Две двадцатипятирублевки нашлись у Макухина, и, не задумываясь, положил он их на стол, усмотрев на нем сухое местечко, не залитое содовой водой.

Но, должно быть, слушали за дверью, но, должно быть, смотрели в щель… Тут же, как только положил на стол свои бумажки Макухин, не вошла, а как-то впорхнула в кабинет гибкая молодая дама, брюнетка, кивнула привставшему Макухину, подошла прямо к столу с бутылками, положила одну руку на бумажки, а другую протянула к шнурку оконной шторы и сказала певуче:

— Надо спустить немного, а то очень светло, и глазам моего мужа вредно…

Немного спустила штору и тут же ушла, — упорхнула в дверь, но своих бумажек на столе уж не заметил Макухин, — и, выдвинув губы сокрушенно, сказал ему тихо Калмыков:

— Как коровка язычком слизнула!.. Но не думайте что-нибудь… Все будет сделано… Соображу и взвешу… Позвоню по телефону… Или, еще лучше, съезжу сам… Русскую душу может понять только русская душа, а не Прик… Это имейте в виду!..

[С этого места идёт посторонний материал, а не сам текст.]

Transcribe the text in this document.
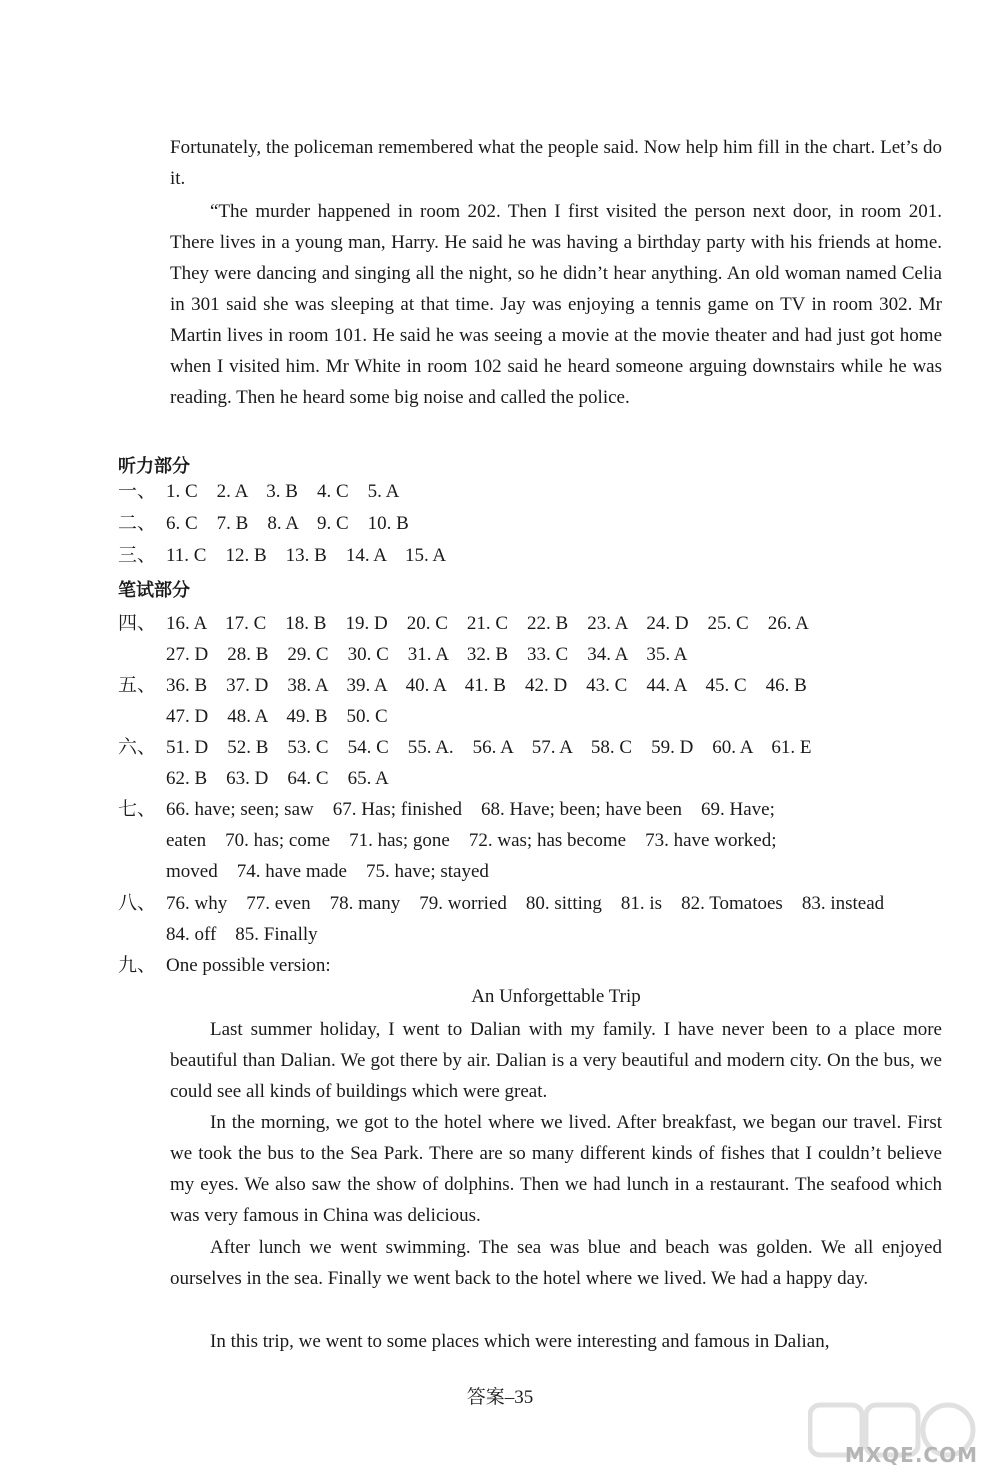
Fortunately, the policeman remembered what the people said. Now help him fill in the chart. Let’s do it.

“The murder happened in room 202. Then I first visited the person next door, in room 201. There lives in a young man, Harry. He said he was having a birthday party with his friends at home. They were dancing and singing all the night, so he didn’t hear anything. An old woman named Celia in 301 said she was sleeping at that time. Jay was enjoying a tennis game on TV in room 302. Mr Martin lives in room 101. He said he was seeing a movie at the movie theater and had just got home when I visited him. Mr White in room 102 said he heard someone arguing downstairs while he was reading. Then he heard some big noise and called the police.

听力部分

一、 1. C    2. A    3. B    4. C    5. A
二、 6. C    7. B    8. A    9. C    10. B
三、 11. C    12. B    13. B    14. A    15. A

笔试部分

四、 16. A    17. C    18. B    19. D    20. C    21. C    22. B    23. A    24. D    25. C    26. A
27. D    28. B    29. C    30. C    31. A    32. B    33. C    34. A    35. A
五、 36. B    37. D    38. A    39. A    40. A    41. B    42. D    43. C    44. A    45. C    46. B
47. D    48. A    49. B    50. C
六、 51. D    52. B    53. C    54. C    55. A.    56. A    57. A    58. C    59. D    60. A    61. E
62. B    63. D    64. C    65. A
七、 66. have; seen; saw    67. Has; finished    68. Have; been; have been    69. Have;
eaten    70. has; come    71. has; gone    72. was; has become    73. have worked;
moved    74. have made    75. have; stayed
八、 76. why    77. even    78. many    79. worried    80. sitting    81. is    82. Tomatoes    83. instead
84. off    85. Finally
九、 One possible version:

An Unforgettable Trip

Last summer holiday, I went to Dalian with my family. I have never been to a place more beautiful than Dalian. We got there by air. Dalian is a very beautiful and modern city. On the bus, we could see all kinds of buildings which were great.

In the morning, we got to the hotel where we lived. After breakfast, we began our travel. First we took the bus to the Sea Park. There are so many different kinds of fishes that I couldn’t believe my eyes. We also saw the show of dolphins. Then we had lunch in a restaurant. The seafood which was very famous in China was delicious.

After lunch we went swimming. The sea was blue and beach was golden. We all enjoyed ourselves in the sea. Finally we went back to the hotel where we lived. We had a happy day.

In this trip, we went to some places which were interesting and famous in Dalian,

答案–35

MXQE.COM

И сам проводил его до входной двери.

От Калмыкова поехал Макухин по своим делам: в банк, получить деньги по чеку, и в городскую управу, тоже с бесспорным счетом. И, возвращаясь обратно в «Бристоль» богаче, чем выходил оттуда сегодня, на тысячу с чем-то рублей, он прикидывал в уме, на сколько он стал сильнее не там, в своих каменоломнях, а тут, как жених Натальи Львовны.

Он привык смотреть на вещи просто, по-деловому, и теперь, думая об Илье, он присчитывал к расходам на адвокатов, на свадьбу, еще и расход на отступное Илье, если он поправится от раны.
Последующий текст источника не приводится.